A minimal app that spawns background computations:

julia
using Tachikoma

@kwdef mutable struct ComputeModel <: Model
    quit::Bool = false
    tick::Int = 0
    tq::TaskQueue = TaskQueue()
    log::Vector{String} = ["Press [s] to spawn a task"]
    task_count::Int = 0
end

should_quit(m::ComputeModel) = m.quit
task_queue(m::ComputeModel) = m.tq

function update!(m::ComputeModel, evt::KeyEvent)
    if evt.key == :char && evt.char == 's'
        m.task_count += 1
        id = m.task_count
        spawn_task!(m.tq, :work) do
            sleep(0.5 + rand() * 2.0)
            "Task #$id: result = $(sum(1:rand(1:1_000_000)))"
        end
        push!(m.log, "Spawned task #$id")
    end
    evt.key == :escape && (m.quit = true)
end

function update!(m::ComputeModel, evt::TaskEvent)
    if evt.id == :work
        if evt.value isa Exception
            push!(m.log, "Failed: $(evt.value)")
        else
            push!(m.log, evt.value)
        end
    end
end

function view(m::ComputeModel, f::Frame)
    m.tick += 1
    buf = f.buffer

    rows = split_layout(Layout(Vertical, [Fill(), Fixed(1)]), f.area)

    # Log pane
    sp = ScrollPane(m.log; block=Block(title="Log"), following=true)
    render(sp, rows[1], buf)

    # Status bar with active task count
    active = m.tq.active[]
    status = active > 0 ? "$(active) running" : "idle"
    render(StatusBar(
        left=[Span("  [s]spawn [Esc]quit ", tstyle(:text_dim))],
        right=[Span(status * " ", active > 0 ? tstyle(:accent) : tstyle(:text_dim))],
    ), rows[2], buf)
end

app(ComputeModel())
compute_demo example

Error Handling

Exceptions in spawned tasks are caught automatically and delivered as the TaskEvent value.
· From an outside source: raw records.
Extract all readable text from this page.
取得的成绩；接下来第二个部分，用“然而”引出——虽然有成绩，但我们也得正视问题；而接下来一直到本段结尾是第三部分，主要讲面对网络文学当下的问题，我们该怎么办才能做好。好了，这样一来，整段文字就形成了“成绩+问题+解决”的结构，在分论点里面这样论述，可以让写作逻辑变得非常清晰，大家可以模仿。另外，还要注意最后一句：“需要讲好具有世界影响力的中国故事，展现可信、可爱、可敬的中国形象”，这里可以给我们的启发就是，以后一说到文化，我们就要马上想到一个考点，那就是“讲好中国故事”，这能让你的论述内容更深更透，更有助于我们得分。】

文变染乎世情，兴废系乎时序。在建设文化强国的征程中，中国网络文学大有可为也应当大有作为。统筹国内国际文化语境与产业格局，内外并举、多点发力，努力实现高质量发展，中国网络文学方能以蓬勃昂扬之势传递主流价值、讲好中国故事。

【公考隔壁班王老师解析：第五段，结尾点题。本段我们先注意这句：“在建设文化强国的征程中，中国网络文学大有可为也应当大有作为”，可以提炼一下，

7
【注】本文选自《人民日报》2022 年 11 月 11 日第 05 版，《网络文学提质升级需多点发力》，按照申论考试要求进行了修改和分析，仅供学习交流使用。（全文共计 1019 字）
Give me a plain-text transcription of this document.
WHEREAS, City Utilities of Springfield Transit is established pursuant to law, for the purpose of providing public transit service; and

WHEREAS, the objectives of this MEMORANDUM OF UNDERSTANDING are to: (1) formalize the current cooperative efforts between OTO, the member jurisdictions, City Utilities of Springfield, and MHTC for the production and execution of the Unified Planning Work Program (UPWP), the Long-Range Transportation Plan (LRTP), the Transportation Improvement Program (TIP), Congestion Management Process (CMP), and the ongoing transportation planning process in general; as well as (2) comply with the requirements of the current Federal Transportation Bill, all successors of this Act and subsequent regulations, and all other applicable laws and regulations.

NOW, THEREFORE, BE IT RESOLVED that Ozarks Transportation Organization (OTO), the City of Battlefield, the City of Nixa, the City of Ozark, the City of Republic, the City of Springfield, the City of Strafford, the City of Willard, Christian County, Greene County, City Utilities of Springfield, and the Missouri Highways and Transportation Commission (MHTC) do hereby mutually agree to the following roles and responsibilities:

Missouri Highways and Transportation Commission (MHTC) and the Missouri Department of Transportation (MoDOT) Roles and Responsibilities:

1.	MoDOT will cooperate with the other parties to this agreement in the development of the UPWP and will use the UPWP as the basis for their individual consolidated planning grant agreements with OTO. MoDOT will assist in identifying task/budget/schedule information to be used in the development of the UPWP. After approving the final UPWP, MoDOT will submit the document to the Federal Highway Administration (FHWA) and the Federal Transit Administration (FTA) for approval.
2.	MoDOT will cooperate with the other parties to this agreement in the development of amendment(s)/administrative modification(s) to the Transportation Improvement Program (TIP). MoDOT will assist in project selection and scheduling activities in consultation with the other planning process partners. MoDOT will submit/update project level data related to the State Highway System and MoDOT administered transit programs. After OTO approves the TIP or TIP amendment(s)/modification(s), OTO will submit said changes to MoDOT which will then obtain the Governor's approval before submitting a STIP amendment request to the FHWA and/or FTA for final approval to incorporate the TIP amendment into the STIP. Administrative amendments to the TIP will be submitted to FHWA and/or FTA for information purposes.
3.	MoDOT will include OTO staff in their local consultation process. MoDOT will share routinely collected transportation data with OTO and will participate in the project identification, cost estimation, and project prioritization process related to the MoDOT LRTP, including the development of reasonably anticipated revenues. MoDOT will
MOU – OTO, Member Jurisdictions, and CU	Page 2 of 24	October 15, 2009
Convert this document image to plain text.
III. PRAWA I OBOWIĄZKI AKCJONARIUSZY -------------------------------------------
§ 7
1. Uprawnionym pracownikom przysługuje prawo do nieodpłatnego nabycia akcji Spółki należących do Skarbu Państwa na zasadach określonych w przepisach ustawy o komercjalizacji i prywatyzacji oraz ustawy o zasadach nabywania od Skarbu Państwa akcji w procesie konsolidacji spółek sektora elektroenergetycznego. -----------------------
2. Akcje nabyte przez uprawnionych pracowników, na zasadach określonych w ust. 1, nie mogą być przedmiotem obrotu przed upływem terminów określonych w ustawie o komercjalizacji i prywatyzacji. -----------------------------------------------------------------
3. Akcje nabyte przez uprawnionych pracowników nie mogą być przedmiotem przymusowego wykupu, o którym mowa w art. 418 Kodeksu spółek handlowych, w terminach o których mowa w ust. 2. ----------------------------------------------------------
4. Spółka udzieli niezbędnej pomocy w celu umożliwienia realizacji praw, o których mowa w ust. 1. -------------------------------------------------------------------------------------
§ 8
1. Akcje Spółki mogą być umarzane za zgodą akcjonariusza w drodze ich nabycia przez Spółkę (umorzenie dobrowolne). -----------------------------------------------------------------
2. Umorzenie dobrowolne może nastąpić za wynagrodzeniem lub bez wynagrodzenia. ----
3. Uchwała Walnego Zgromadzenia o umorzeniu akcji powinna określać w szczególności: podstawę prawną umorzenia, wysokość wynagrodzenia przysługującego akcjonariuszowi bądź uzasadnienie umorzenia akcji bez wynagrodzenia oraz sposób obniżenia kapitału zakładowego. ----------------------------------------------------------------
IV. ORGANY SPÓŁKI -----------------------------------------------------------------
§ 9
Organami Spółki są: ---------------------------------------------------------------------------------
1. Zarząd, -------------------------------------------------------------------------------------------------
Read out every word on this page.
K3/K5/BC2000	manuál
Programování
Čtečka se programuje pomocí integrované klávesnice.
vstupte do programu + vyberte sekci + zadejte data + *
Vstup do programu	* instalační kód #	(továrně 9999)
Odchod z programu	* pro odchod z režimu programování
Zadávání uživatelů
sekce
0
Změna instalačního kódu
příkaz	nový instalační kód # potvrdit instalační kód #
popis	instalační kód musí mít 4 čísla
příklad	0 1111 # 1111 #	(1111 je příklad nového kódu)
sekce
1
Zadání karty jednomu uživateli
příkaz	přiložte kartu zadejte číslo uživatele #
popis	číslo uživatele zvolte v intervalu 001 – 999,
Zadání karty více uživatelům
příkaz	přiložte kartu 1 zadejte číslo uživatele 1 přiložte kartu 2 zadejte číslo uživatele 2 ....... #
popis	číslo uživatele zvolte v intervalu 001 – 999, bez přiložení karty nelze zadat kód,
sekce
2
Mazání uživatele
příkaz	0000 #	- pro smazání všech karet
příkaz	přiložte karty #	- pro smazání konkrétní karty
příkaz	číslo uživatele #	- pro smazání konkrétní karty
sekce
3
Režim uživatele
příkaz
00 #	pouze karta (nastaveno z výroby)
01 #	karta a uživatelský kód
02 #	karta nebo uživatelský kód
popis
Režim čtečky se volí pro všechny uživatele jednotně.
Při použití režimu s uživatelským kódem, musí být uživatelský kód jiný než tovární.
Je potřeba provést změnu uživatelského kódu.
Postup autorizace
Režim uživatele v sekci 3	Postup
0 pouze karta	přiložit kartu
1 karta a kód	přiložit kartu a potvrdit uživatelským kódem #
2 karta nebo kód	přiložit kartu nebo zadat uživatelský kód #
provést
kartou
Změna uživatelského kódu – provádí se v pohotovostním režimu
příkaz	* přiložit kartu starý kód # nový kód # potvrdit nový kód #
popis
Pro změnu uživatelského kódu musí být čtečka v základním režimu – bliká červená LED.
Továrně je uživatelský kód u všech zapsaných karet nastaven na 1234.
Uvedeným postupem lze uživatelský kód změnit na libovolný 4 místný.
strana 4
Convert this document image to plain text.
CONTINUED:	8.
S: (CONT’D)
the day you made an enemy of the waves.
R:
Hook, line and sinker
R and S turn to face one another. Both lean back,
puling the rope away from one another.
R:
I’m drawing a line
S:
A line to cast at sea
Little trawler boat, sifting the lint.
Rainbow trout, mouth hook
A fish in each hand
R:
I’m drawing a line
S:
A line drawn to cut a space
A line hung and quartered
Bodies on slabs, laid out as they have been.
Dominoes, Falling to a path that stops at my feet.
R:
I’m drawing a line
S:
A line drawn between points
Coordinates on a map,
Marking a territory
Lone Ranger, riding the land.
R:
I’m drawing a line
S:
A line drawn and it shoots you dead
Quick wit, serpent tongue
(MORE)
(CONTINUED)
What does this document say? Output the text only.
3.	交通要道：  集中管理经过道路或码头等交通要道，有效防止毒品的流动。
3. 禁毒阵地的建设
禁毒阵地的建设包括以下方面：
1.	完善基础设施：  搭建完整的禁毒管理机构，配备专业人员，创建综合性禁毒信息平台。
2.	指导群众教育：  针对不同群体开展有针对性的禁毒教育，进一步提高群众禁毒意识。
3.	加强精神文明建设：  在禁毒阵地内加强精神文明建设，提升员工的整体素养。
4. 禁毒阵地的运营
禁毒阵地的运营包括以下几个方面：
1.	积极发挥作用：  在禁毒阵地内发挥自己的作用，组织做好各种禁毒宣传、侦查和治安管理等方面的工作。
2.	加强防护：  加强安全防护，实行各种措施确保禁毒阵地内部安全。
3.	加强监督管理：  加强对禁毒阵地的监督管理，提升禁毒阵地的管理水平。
They are never rethrown — your update! is responsible for handling them:

julia
spawn_task!(m.tq, :risky) do
    error("something went wrong")
end

# In update!:
function update!(m::MyModel, evt::TaskEvent)
    if evt.id == :risky && evt.value isa Exception
        push!(m.errors, string(evt.value))
    end
end

This prevents background failures from crashing the app while giving you full control over error reporting.

Thread Safety Notes

  • TaskQueue internals are thread-safe: Channel for message passing, Threads.Atomic{Int} for the active counter, Threads.Atomic{Bool} for cancel tokens.

  • Your closures run on background threads — avoid mutating model state directly. Return results and let update! apply them on the main thread.

  • Julia requires julia -t auto (or -t N) to actually run tasks in parallel. With a single thread, tasks still work but run cooperatively during yield points (like sleep).